Nikhil Krishnan

In search of the peripatetic philosopher Theophrastus

Though a persuasive champion of the ancient Greek thinker and ‘father of botany’, Laura Beatty intrudes too much to allow us a close look at him

Engraving of Theophrastus after a bust in the Villa Albani, Rome. From Vies des Savants Illustrés by Louis Figuier, Paris, 1866. [Universal History Archive/Getty Images 
issue 20 August 2022

Publishers lately seem to have got the idea that otherwise uncommercial subjects might be rendered sexy if presented with a personal, often confessional, counterpoint. The ostensible subject of Laura Beatty’s book is the pioneering Greek botanist and philosopher Theophrastus. He was a friend of Aristotle’s, and was once thought his intellectual equal, but is now little known except to a few classicists and historians of science.

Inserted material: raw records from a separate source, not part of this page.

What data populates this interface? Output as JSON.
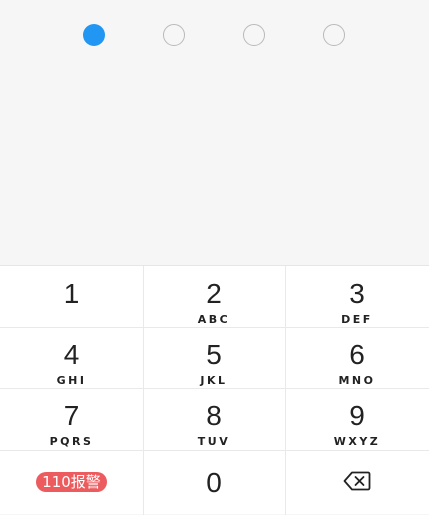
{
  "pin": {
    "length": 4,
    "entered": 1,
    "filled_color": "#2196f3",
    "empty_border_color": "#b9b9b9"
  },
  "keypad": {
    "keys": [
      {
        "digit": "1",
        "letters": ""
      },
      {
        "digit": "2",
        "letters": "ABC"
      },
      {
        "digit": "3",
        "letters": "DEF"
      },
      {
        "digit": "4",
        "letters": "GHI"
      },
      {
        "digit": "5",
        "letters": "JKL"
      },
      {
        "digit": "6",
        "letters": "MNO"
      },
      {
        "digit": "7",
        "letters": "PQRS"
      },
      {
        "digit": "8",
        "letters": "TUV"
      },
      {
        "digit": "9",
        "letters": "WXYZ"
      }
    ],
    "emergency_label": "110报警",
    "emergency_color": "#ec5b5e",
    "zero_digit": "0",
    "backspace_icon": "backspace-icon"
  }
}
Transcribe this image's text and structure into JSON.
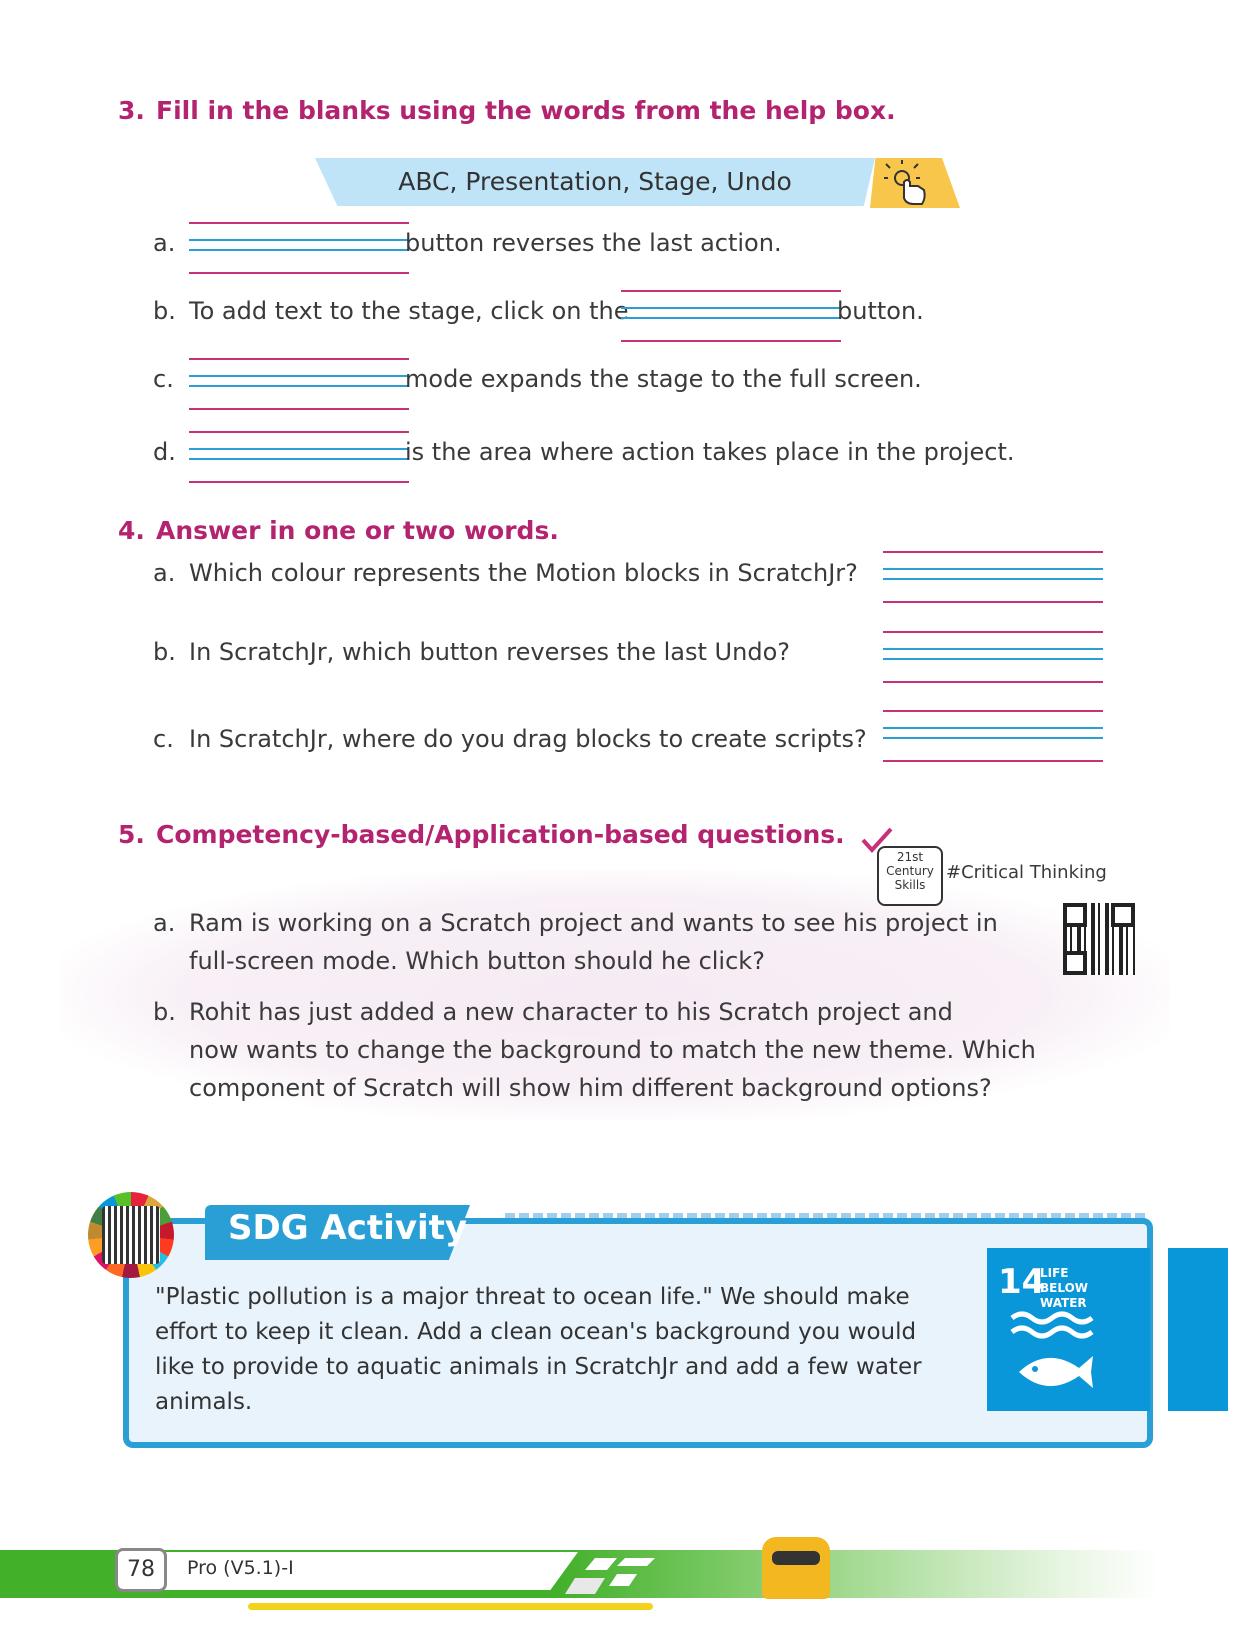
{
  "q3": {
    "number": "3.",
    "heading": "Fill in the blanks using the words from the help box.",
    "help_box": "ABC, Presentation, Stage, Undo",
    "items": [
      {
        "label": "a.",
        "before": "",
        "after": "button reverses the last action."
      },
      {
        "label": "b.",
        "before": "To add text to the stage, click on the",
        "after": "button."
      },
      {
        "label": "c.",
        "before": "",
        "after": "mode expands the stage to the full screen."
      },
      {
        "label": "d.",
        "before": "",
        "after": "is the area where action takes place in the project."
      }
    ]
  },
  "q4": {
    "number": "4.",
    "heading": "Answer in one or two words.",
    "items": [
      {
        "label": "a.",
        "text": "Which colour represents the Motion blocks in ScratchJr?"
      },
      {
        "label": "b.",
        "text": "In ScratchJr, which button reverses the last Undo?"
      },
      {
        "label": "c.",
        "text": "In ScratchJr, where do you drag blocks to create scripts?"
      }
    ]
  },
  "q5": {
    "number": "5.",
    "heading": "Competency-based/Application-based questions.",
    "skills_badge": {
      "line1": "21st",
      "line2": "Century",
      "line3": "Skills"
    },
    "tag": "#Critical Thinking",
    "items": [
      {
        "label": "a.",
        "lines": [
          "Ram is working on a Scratch project and wants to see his project in",
          "full-screen mode. Which button should he click?"
        ]
      },
      {
        "label": "b.",
        "lines": [
          "Rohit has just added a new character to his Scratch project and",
          "now wants to change the background to match the new theme. Which",
          "component of Scratch will show him different background options?"
        ]
      }
    ]
  },
  "sdg": {
    "title": "SDG Activity",
    "text": "\"Plastic pollution is a major threat to ocean life.\" We should make effort to keep it clean. Add a clean ocean's background you would like to provide to aquatic animals in ScratchJr and add a few water animals.",
    "goal_number": "14",
    "goal_label_1": "LIFE",
    "goal_label_2": "BELOW WATER",
    "goal_color": "#0a97d9"
  },
  "footer": {
    "page_number": "78",
    "book": "Pro (V5.1)-I"
  },
  "colors": {
    "heading": "#b3236f",
    "blank_pink": "#c8317a",
    "blank_blue": "#2a9fd6",
    "footer_green": "#43b02a"
  }
}
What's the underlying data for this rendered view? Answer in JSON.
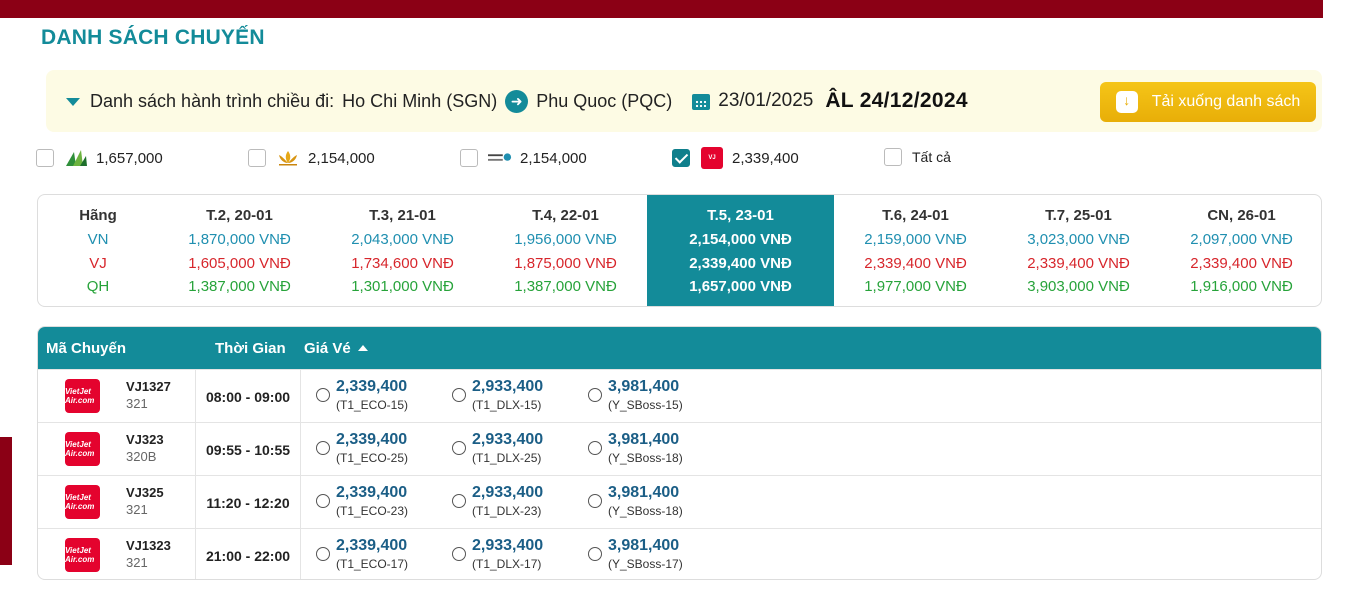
{
  "page_title": "DANH SÁCH CHUYẾN",
  "route": {
    "label": "Danh sách hành trình chiều đi:",
    "origin": "Ho Chi Minh (SGN)",
    "destination": "Phu Quoc (PQC)",
    "date": "23/01/2025",
    "lunar_date": "ÂL 24/12/2024",
    "download_label": "Tải xuống danh sách"
  },
  "airline_filters": [
    {
      "airline_icon": "bamboo-airways-logo",
      "price": "1,657,000",
      "checked": false
    },
    {
      "airline_icon": "vietnam-airlines-logo",
      "price": "2,154,000",
      "checked": false
    },
    {
      "airline_icon": "pacific-airlines-logo",
      "price": "2,154,000",
      "checked": false
    },
    {
      "airline_icon": "vietjet-logo",
      "price": "2,339,400",
      "checked": true
    },
    {
      "label": "Tất cả",
      "checked": false
    }
  ],
  "price_calendar": {
    "header_airline": "Hãng",
    "airlines": [
      "VN",
      "VJ",
      "QH"
    ],
    "selected_index": 3,
    "days": [
      {
        "label": "T.2, 20-01",
        "vn": "1,870,000 VNĐ",
        "vj": "1,605,000 VNĐ",
        "qh": "1,387,000 VNĐ"
      },
      {
        "label": "T.3, 21-01",
        "vn": "2,043,000 VNĐ",
        "vj": "1,734,600 VNĐ",
        "qh": "1,301,000 VNĐ"
      },
      {
        "label": "T.4, 22-01",
        "vn": "1,956,000 VNĐ",
        "vj": "1,875,000 VNĐ",
        "qh": "1,387,000 VNĐ"
      },
      {
        "label": "T.5, 23-01",
        "vn": "2,154,000 VNĐ",
        "vj": "2,339,400 VNĐ",
        "qh": "1,657,000 VNĐ"
      },
      {
        "label": "T.6, 24-01",
        "vn": "2,159,000 VNĐ",
        "vj": "2,339,400 VNĐ",
        "qh": "1,977,000 VNĐ"
      },
      {
        "label": "T.7, 25-01",
        "vn": "3,023,000 VNĐ",
        "vj": "2,339,400 VNĐ",
        "qh": "3,903,000 VNĐ"
      },
      {
        "label": "CN, 26-01",
        "vn": "2,097,000 VNĐ",
        "vj": "2,339,400 VNĐ",
        "qh": "1,916,000 VNĐ"
      }
    ]
  },
  "flights_table": {
    "headers": {
      "code": "Mã Chuyến",
      "time": "Thời Gian",
      "price": "Giá Vé"
    },
    "sort": "price-ascending",
    "logo_text": "VietJet Air.com",
    "rows": [
      {
        "flight_no": "VJ1327",
        "aircraft": "321",
        "time": "08:00 - 09:00",
        "fares": [
          {
            "price": "2,339,400",
            "class": "(T1_ECO-15)"
          },
          {
            "price": "2,933,400",
            "class": "(T1_DLX-15)"
          },
          {
            "price": "3,981,400",
            "class": "(Y_SBoss-15)"
          }
        ]
      },
      {
        "flight_no": "VJ323",
        "aircraft": "320B",
        "time": "09:55 - 10:55",
        "fares": [
          {
            "price": "2,339,400",
            "class": "(T1_ECO-25)"
          },
          {
            "price": "2,933,400",
            "class": "(T1_DLX-25)"
          },
          {
            "price": "3,981,400",
            "class": "(Y_SBoss-18)"
          }
        ]
      },
      {
        "flight_no": "VJ325",
        "aircraft": "321",
        "time": "11:20 - 12:20",
        "fares": [
          {
            "price": "2,339,400",
            "class": "(T1_ECO-23)"
          },
          {
            "price": "2,933,400",
            "class": "(T1_DLX-23)"
          },
          {
            "price": "3,981,400",
            "class": "(Y_SBoss-18)"
          }
        ]
      },
      {
        "flight_no": "VJ1323",
        "aircraft": "321",
        "time": "21:00 - 22:00",
        "fares": [
          {
            "price": "2,339,400",
            "class": "(T1_ECO-17)"
          },
          {
            "price": "2,933,400",
            "class": "(T1_DLX-17)"
          },
          {
            "price": "3,981,400",
            "class": "(Y_SBoss-17)"
          }
        ]
      }
    ]
  },
  "colors": {
    "accent": "#138b99",
    "brand_dark": "#8b0015",
    "button": "#f0b90b",
    "vj_red": "#d7262c",
    "vn_blue": "#1f8fb0",
    "qh_green": "#27a33a"
  }
}
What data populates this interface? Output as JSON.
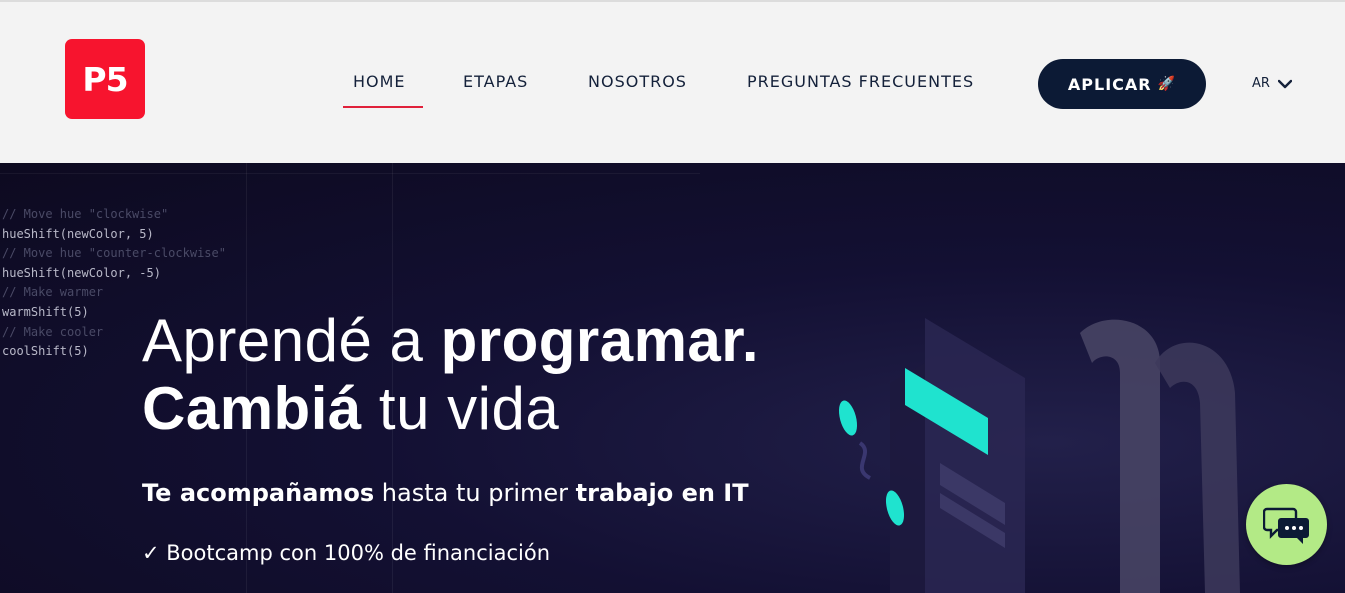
{
  "header": {
    "logo_text": "P5",
    "nav": {
      "home": "HOME",
      "etapas": "ETAPAS",
      "nosotros": "NOSOTROS",
      "faq": "PREGUNTAS FRECUENTES"
    },
    "apply_label": "APLICAR",
    "lang_label": "AR"
  },
  "hero": {
    "code_lines": [
      "// Move hue \"clockwise\"",
      "hueShift(newColor, 5)",
      "// Move hue \"counter-clockwise\"",
      "hueShift(newColor, -5)",
      "// Make warmer",
      "warmShift(5)",
      "// Make cooler",
      "coolShift(5)"
    ],
    "headline_line1_regular": "Aprendé a ",
    "headline_line1_bold": "programar.",
    "headline_line2_bold": "Cambiá",
    "headline_line2_regular": " tu vida",
    "sub_bold_1": "Te acompañamos",
    "sub_regular": " hasta tu primer ",
    "sub_bold_2": "trabajo en IT",
    "bullet": "✓ Bootcamp con 100% de financiación"
  },
  "colors": {
    "brand_red": "#f7142e",
    "navy": "#0c1a35",
    "accent_teal": "#1fe3cf",
    "chat_green": "#b3ea86"
  },
  "icons": {
    "rocket": "rocket-icon",
    "chevron": "chevron-down-icon",
    "chat": "chat-bubbles-icon"
  }
}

But since no one wants to publish a straight book on Theophrastus, we get instead a book that is at least as much about Laura Beatty, her library researches, her travels in Greece and her kitchen garden.

Her publishers describe the book as ‘genre-defying’. But the genre lines can be blurred only so often before we have simply created a new genre, with all the clichés that come with it: how Middlemarch cured my midlife crisis, retracing Nietzsche’s morning walks, what Mrs Gaskell taught me about love… you know the sort of thing.